Gwendolyn Clare, C.S.E. Cooney (leader), Victoria Janssen, Kate Nepveu, Joan Slonczewski.
Many fantasy and SF novels struggle with an issue that, at first glance, looks downright old-fashioned: interracial marriage. The races are non-human, and some of their problems are unique; for example, in Cheryl Brooks's Cat Star Chronicles, the near-extinct Zetithians must breed with other species or die out. Others face very familiar concerns such as being rejected by their families or peers. Their risk-taking is often rewarded with the birth of children who display enhanced or unusual abilities--though those children have their own concerns about not fitting in. How do these themes reflect and interact with real-world tensions around race, marriage, and culture?
—I'm thinking of including, in my self-introduction, a warning that if I hear the phrase "hybrid vigor" used unquestioningly I am going to hulk out. Too much?
Saturday July 14
1:00 PM G
Why Am I Telling You This (in the First Person)?.
Richard Bowes, Helen Collins, L. Timmel Duchamp (leader), Caitlín R. Kiernan, Kate Nepveu.
In some narratives it is clear why and how a first-person narrator is telling their story (the tale is a found document, a club story, etc.); in some narratives the reasons for the telling must be deciphered (Gene Wolfe's Book of the New Sun) or the revelation of the reasons forms a key part of the story itself (N.K. Jemisin's The Hundred Thousand Kingdoms). But in some cases it seems counterproductive or otherwise quite unlikely that a narrator would be telling us the secrets they want to keep hidden, their plans for world domination, etc. What do we make of this question of narrator motivation? To what extent should we read the telling as part of the tale, a chosen act of character, versus simply an extra-textual conceit required for the story to exist? Is this different for present vs. past tense? And to the extent that authors consider these questions when choosing a narrative point of view, what are some interesting examples of how they've used the fact of the telling of a story to affect how that story is read?

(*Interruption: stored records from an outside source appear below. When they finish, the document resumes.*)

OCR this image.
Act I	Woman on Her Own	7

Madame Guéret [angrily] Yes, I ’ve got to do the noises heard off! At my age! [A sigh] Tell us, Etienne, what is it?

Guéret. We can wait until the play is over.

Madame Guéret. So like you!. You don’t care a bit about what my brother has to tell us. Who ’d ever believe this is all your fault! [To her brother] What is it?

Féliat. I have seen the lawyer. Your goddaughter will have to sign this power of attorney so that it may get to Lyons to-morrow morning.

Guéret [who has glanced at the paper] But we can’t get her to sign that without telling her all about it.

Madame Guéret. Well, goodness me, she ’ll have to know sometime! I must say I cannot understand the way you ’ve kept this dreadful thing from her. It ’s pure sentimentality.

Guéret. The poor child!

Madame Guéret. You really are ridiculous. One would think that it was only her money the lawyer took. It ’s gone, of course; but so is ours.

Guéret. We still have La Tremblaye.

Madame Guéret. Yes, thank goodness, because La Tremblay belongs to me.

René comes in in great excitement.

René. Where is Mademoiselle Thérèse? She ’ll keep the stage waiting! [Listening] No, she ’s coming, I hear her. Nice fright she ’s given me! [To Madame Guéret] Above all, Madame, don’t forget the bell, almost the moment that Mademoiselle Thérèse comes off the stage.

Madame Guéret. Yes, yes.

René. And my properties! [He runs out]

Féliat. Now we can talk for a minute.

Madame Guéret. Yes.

—Hello, incredibly relevant to my reading interests!
3:00 PM RI
Theories of Reading and Their Potential Insights into Fantastika.
Suzy McKee Charnas, John Crowley, Shira Daemon, Kate Nepveu, John H. Stevens (leader), Gayle Surrette, Rick Wilber.

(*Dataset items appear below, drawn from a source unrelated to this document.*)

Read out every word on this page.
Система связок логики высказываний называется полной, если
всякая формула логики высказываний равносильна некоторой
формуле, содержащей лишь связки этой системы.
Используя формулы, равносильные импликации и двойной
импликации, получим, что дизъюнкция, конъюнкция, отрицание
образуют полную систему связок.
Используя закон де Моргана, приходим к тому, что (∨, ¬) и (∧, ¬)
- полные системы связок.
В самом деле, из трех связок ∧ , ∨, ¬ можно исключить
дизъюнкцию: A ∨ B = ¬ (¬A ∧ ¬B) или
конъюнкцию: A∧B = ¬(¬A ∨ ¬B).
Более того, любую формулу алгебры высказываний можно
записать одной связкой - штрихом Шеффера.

We talk about reading at Readercon every year, but we rarely talk about our understanding of reading as a mental process of cultural practice. John H. Stevens will summarize some recent theories of reading from neurological, psychological, anthropological, and literary perspectives, followed by a discussion about what these ideas might be able to tell us about how we engage, interpret, and codify fantastic literature. In what ways is fantastika read like any other sort of text, and in what ways might we read (and write?) it differently?
Sunday July 15
12:00 PM F
Why Is Ancient Evil Ancient?. Erik Amundsen, Elizabeth Hand (leader), Matthew Kressel, Sarah Langan, Kate Nepveu, Ruth Sternglantz.
"Ancient evil" tends to be used as a shorthand for all the things we fear in our hindbrains, and everything lurking in the dark that we can't explain. It calls to mind something primordial that we feel we should have evolved past but still fear on some basic level. When we cite ancient evil in fiction, is its ancientness just a way of disclaiming that the evil isn't our fault, and thereby dodging the need to deal with evils that we could have prevented and could still avert? What if the ancient evil isn't entirely evil, just misunderstood? How do fictional treatments of ancient evil differ in cultures that venerate tradition and age versus those that prioritize innovation and youth?